Background: Enzyme replacement therapy (ERT) with alglucosidase alfa improves the prospect of patients with infantile-onset Pompe disease (IOPD). However, a progressive decline has been reported. Objective quantification of the response to ERT when assessing newer strategies is warranted. Methods: This combined retrospective-prospective study assessed the acute and long-term effects of ERT on exercise in IOPD patients. Evaluation included cardiopulmonary exercise testing (CPET), 6-min walking test (6MWT), spirometry, motor function test (GMFM-88) and enzyme blood levels. Results: Thirty-four CPETs (17 pre- and 17 two days-post ERT) over variable follow-up periods were performed in four patients. Two days following ERT, blood enzyme levels increased (median, 1.22 and 10.15 μmol/L/h (p = 0.003)). However, FEV1, FVC and GMFM-88, the median 6MWD and the peak VO2 were unchanged.
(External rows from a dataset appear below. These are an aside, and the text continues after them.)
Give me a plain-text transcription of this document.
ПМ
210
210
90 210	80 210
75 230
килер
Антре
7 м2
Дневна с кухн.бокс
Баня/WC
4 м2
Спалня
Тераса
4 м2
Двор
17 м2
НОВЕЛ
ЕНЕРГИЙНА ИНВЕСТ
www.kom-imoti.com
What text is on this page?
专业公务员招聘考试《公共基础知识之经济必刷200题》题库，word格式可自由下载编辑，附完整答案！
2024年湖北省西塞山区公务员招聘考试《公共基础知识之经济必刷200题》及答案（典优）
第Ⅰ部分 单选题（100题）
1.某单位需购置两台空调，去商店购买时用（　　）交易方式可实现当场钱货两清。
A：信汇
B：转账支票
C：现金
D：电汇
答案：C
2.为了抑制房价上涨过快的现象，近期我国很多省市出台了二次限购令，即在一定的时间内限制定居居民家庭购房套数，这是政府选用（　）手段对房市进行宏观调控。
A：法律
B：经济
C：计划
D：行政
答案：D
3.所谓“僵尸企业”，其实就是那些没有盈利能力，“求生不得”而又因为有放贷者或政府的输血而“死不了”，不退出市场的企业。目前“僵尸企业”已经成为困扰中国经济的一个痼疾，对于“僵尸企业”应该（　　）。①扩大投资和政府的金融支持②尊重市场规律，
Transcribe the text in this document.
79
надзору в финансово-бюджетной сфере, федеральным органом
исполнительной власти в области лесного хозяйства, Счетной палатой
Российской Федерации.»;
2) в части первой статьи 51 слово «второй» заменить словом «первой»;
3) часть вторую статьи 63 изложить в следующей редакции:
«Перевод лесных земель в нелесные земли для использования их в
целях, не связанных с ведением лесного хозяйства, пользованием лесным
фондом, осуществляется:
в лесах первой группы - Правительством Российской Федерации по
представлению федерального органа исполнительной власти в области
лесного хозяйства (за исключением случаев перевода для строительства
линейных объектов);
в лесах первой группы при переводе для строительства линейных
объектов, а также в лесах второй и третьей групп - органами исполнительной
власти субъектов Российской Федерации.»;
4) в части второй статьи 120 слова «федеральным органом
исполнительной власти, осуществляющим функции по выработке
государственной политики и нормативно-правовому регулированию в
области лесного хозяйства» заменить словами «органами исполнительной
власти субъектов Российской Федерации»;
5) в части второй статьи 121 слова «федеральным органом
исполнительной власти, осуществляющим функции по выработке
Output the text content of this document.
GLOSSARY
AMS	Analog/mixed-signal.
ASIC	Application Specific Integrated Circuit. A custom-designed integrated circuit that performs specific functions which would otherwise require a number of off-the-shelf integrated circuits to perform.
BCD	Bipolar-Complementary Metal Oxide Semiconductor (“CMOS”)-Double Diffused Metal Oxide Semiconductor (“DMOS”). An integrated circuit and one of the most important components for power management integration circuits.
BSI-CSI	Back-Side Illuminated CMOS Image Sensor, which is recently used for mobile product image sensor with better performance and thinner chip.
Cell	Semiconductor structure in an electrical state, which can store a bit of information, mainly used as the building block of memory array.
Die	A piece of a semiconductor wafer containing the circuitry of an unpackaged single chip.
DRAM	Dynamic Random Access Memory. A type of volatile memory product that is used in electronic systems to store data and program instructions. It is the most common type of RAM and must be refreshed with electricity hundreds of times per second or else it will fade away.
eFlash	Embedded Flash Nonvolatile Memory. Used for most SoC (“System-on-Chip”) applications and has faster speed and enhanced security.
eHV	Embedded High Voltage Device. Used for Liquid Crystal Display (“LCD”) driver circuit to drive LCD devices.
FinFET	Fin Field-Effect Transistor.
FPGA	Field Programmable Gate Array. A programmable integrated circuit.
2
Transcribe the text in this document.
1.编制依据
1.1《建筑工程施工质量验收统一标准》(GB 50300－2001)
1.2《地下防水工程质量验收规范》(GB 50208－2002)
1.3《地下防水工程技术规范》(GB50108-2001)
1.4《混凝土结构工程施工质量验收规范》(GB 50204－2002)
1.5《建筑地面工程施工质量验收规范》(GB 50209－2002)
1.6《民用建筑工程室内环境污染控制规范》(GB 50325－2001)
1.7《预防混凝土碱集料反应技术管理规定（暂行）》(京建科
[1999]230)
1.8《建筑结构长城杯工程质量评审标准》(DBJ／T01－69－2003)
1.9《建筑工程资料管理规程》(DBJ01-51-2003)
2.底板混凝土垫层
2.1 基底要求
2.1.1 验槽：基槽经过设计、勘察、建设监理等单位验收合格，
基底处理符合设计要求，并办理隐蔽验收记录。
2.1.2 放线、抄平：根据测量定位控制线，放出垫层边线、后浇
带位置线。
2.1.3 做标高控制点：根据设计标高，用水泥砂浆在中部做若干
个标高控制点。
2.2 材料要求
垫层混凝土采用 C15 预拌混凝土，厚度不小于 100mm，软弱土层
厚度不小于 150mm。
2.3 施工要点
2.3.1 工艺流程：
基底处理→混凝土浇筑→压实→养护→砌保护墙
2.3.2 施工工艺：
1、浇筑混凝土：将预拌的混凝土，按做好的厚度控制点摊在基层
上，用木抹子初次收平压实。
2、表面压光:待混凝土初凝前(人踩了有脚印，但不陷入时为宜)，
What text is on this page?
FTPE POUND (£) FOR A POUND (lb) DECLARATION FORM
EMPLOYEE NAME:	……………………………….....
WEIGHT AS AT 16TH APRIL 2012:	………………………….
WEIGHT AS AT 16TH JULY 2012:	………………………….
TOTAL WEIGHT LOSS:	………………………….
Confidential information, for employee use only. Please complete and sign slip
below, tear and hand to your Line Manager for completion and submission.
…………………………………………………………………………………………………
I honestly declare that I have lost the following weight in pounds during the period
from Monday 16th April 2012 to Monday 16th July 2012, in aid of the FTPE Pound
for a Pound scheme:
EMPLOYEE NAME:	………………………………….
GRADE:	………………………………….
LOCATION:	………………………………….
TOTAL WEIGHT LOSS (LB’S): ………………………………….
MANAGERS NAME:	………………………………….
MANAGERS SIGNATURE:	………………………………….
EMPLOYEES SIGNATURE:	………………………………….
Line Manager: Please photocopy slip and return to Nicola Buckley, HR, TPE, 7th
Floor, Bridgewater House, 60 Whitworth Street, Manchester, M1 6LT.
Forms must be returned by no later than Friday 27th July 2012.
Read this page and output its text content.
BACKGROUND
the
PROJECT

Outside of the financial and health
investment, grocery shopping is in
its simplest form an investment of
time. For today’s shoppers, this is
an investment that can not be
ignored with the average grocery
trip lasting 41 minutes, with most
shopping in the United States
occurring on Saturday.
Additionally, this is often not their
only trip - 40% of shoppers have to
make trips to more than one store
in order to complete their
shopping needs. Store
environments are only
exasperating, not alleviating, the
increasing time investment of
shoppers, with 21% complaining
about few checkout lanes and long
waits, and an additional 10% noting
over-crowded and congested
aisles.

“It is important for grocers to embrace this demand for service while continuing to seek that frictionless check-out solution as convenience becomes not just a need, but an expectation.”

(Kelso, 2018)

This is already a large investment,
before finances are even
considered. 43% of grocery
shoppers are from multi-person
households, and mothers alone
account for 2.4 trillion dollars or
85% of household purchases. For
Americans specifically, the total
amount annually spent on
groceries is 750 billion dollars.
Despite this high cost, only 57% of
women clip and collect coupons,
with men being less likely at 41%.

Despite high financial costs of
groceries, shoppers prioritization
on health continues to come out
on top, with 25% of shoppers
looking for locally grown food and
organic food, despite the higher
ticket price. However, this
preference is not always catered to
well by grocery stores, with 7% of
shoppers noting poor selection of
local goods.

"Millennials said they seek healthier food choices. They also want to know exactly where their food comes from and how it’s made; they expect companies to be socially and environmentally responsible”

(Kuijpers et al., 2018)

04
Long-term evaluations showed stabilization in young patients but progressive deterioration in adolescents. Clinical deterioration was associated with more pronounced deterioration in peak VO2 followed in the decreasing order by 6MWD, FVC and GMFM-88. Conclusions: The peak VO2 and 6MWD might serve as more sensitive markers to assess clinical deterioration. More studies are needed to clarify the sensitivity of the peak VO2 and 6MWT for quantification of individualized response. This may be important when assessing newer strategies and formulations in IOPD.